Department of Public Health, Erasmus MC, Rotterdam, The Netherlands.
Cambridge Oesophago-Gastric Centre, Addenbrooke's Hospital, Cambridge University Hospitals NHS Foundation Trust, Cambridge, UK.
Br J Surg. 2016 Jan;103(1):105-16. doi: 10.1002/bjs.9968. Epub 2015 Nov 26.
Outcomes for oesophagogastric cancer surgery are compared with the aim of benchmarking quality of care. Adjusting for patient characteristics is crucial to avoid biased comparisons between providers. The study objective was to develop a case-mix adjustment model for comparing 30- and 90-day mortality and anastomotic leakage rates after oesophagogastric cancer resections.
The study reviewed existing models, considered expert opinion and examined audit data in order to select predictors that were consequently used to develop a case-mix adjustment model for the National Oesophago-Gastric Cancer Audit, covering England and Wales.

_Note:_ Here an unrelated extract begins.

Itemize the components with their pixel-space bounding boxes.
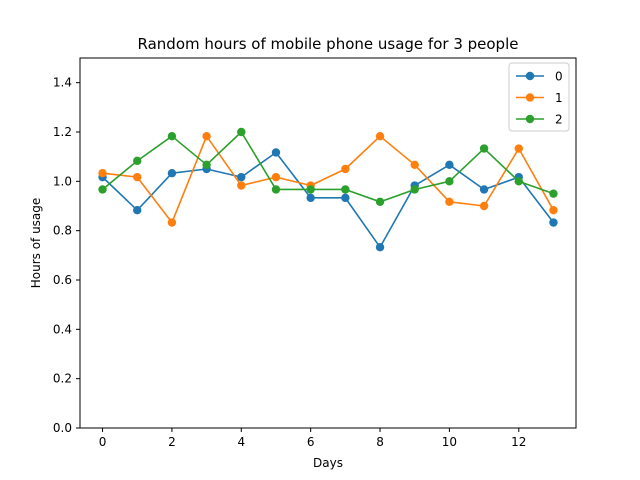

Models were developed on patients undergoing surgical resection between April 2011 and March 2013 using logistic regression. Model calibration and discrimination was quantified using a bootstrap procedure.
Most existing risk models for oesophagogastric resections were methodologically weak, outdated or based on detailed laboratory data that are not generally available. In 4882 patients with oesophagogastric cancer used for model development, 30- and 90-day mortality rates were 2·3 and 4·4 per cent respectively, and 6·2 per cent of patients developed an anastomotic leak. The internally validated models, based on predictors selected from the literature, showed moderate discrimination (area under the receiver operating characteristic (ROC) curve 0·646 for 30-day mortality, 0·664 for 90-day mortality and 0·587 for anastomotic leakage) and good calibration.
Based on available data, three case-mix adjustment models for postoperative outcomes in patients undergoing curative surgery for oesophagogastric cancer were developed. These models should be used for risk adjustment when assessing hospital performance in the National Health Service, and tested in other large health systems.
为了基准化医疗质量,比较了食管胃交界癌手术的结果。调整患者特征对于避免提供者之间的有偏差比较至关重要。本研究的目的是开发一种病例组合调整模型,以比较食管胃交界癌切除术后 30 天和 90 天的死亡率和吻合口漏发生率。
该研究回顾了现有模型,考虑了专家意见并检查了审计数据,以选择预测因子,随后将其用于开发国家食管胃交界癌审计的病例组合调整模型,涵盖英格兰和威尔士。使用逻辑回归在 2011 年 4 月至 2013 年 3 月期间接受手术切除的患者中开发模型。使用自举程序来量化模型校准和区分度。
大多数现有的食管胃切除术风险模型在方法学上存在缺陷,已经过时,或者基于一般不可用的详细实验室数据。在用于模型开发的 4882 例食管胃交界癌患者中,30 天和 90 天的死亡率分别为 2.3%和 4.4%,6.2%的患者发生吻合口漏。基于文献中选择的预测因子的内部验证模型显示出中等的区分度(30 天死亡率的接收者操作特征曲线下面积为 0.646,90 天死亡率为 0.664,吻合口漏为 0.587)和良好的校准。
基于现有数据,为接受根治性手术治疗的食管胃交界癌患者开发了三种术后结局的病例组合调整模型。在评估国民保健制度中医院绩效时,应使用这些模型进行风险调整,并在其他大型卫生系统中进行测试。